Scot Rossillo lives in Massapequa but grew up in Brooklyn, making him an ideal candidate to have designed a crossover product for this crossover Islanders season.
The Islanders-themed bagels he has been making as creative director of The Bagel Store in Williamsburg, Brooklyn, are hot sellers, a sign of the times for a team that has advanced to the second round of the playoffs in their first season in the borough.
“It’s a fun thing for me, because I get to be creative and be creative in a way that other people get to enjoy,” he said Friday as he rolled his latest colorful concoction — a pink-and-light-blue “promposal” bagel that can be presented as part of an invitation to a school prom.
Rossillo is one of the most renowned makers of colorful bagels, notably for his “rainbow” one. He made Islanders bagels around playoff time last year, too, but the obvious connection to Brooklyn has enhanced this year’s promotion.
“The rest of the year people don’t usually buy it,” he said. “They’ll definitely jump aboard [during the playoffs] for the camaraderie and support.”

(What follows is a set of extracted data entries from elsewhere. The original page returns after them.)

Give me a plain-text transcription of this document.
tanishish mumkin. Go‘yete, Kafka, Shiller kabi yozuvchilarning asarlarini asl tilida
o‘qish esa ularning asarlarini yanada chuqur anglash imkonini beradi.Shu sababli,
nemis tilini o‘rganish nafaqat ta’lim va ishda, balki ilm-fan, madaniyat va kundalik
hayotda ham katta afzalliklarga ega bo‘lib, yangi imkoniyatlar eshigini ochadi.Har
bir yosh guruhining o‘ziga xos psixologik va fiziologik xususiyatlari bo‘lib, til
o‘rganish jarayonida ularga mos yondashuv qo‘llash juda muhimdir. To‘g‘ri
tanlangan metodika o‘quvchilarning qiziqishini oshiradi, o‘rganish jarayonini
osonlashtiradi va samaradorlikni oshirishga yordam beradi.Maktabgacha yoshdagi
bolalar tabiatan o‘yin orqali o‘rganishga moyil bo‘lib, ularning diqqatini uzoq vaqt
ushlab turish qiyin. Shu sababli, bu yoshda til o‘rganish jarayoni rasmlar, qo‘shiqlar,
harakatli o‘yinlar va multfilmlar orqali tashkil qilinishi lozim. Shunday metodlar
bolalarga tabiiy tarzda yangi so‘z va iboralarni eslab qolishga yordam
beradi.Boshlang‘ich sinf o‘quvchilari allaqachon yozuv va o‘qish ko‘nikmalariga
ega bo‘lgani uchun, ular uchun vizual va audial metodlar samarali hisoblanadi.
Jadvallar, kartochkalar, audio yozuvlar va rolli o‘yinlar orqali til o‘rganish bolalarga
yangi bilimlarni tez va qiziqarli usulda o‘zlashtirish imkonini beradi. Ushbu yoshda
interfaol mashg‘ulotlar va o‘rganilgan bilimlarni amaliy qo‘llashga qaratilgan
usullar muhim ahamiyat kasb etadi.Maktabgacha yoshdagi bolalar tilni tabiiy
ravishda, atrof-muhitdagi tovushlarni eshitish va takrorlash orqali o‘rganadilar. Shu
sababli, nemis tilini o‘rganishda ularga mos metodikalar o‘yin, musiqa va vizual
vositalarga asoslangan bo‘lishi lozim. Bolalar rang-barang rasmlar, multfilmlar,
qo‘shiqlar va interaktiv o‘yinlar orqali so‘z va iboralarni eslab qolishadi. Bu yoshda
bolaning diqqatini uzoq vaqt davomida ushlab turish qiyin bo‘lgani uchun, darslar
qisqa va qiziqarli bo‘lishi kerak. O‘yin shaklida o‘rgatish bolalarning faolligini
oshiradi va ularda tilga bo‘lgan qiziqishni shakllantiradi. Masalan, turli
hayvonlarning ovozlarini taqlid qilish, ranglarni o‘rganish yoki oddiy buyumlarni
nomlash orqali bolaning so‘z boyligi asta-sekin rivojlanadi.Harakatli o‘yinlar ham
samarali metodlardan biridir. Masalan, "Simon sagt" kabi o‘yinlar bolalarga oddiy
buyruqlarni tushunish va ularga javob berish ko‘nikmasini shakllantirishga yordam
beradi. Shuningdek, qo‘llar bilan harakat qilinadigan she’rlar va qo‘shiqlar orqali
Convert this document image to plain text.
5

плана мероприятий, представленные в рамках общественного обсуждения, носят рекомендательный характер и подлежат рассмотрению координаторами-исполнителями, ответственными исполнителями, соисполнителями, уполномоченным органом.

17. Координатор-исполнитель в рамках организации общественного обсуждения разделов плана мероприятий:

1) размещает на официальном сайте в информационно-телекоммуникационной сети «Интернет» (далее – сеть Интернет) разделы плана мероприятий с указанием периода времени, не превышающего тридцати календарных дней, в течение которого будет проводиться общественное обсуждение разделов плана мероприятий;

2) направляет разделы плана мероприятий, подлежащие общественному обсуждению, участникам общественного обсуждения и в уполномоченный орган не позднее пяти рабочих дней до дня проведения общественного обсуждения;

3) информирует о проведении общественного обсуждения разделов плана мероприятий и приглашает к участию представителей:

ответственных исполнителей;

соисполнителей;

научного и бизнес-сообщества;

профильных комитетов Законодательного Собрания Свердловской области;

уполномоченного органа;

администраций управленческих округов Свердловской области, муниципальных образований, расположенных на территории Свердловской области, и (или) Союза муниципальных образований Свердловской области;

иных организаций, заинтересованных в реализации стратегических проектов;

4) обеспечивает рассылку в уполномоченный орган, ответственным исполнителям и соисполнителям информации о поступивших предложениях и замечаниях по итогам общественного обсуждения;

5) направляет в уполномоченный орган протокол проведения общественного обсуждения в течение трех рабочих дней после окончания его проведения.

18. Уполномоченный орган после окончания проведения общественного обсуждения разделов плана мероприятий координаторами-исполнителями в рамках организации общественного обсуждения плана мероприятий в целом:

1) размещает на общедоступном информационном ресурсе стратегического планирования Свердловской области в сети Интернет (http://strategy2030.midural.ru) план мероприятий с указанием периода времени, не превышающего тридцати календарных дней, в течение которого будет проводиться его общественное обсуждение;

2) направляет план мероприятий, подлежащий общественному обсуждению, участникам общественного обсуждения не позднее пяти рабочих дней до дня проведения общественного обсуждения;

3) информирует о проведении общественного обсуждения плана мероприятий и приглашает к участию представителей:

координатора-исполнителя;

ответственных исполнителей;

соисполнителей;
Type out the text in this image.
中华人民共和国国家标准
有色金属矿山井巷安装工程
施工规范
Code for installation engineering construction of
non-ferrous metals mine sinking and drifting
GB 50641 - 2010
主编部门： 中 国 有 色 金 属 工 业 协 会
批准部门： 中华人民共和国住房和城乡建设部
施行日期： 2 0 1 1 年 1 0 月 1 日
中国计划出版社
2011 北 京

The Bagel Store has delivered the Islanders bagels to team officials at Barclays Center. But it is not the only supplier of Isles-themed bagels. Bagel Master, located near the team’s training facility in Syosset, has its own colorful tribute and has delivered to Iceworks.
Rossillo said he has been colorizing bagels for 20 years, but does so more elaborately now than ever. “I had to continually refine it to make it as beautiful as it is now,” he said.
What type of coloring does he use? “Magic,” he said, then explained his reluctance to go into detail:
“Coloring has gotten a bad rap over the years, even though everything that you eat and you touch pretty much has a coloring in it. So I try not to harp on that because when people look at it their first reaction is to smile and be happy. That’s all I want from them. That’s why I stay away from those words. They have a bad undertone.”
The Islanders bagel, for all of its blues and oranges, has no special flavor. It tastes mostly like a plain bagel, but it comes with a suggested orange-colored, vanilla-flavored cream cheese.
Rossillo has made bagels tied to other teams, including others in blue and orange like the Mets, but he said each design differs and is specific to only one team.
He said he will keep making the Islanders version as long as there is demand, which presumably will be for as long as they are alive in the playoffs.
OK, so what exactly is in those things to make them those colors?
“Love,” Rossillo said. “I will tell you the truth: It’s 20 years of not seeing my kids, developing techniques. That’s to be honest with you. To do this type of work you have to be obsessed all the time.”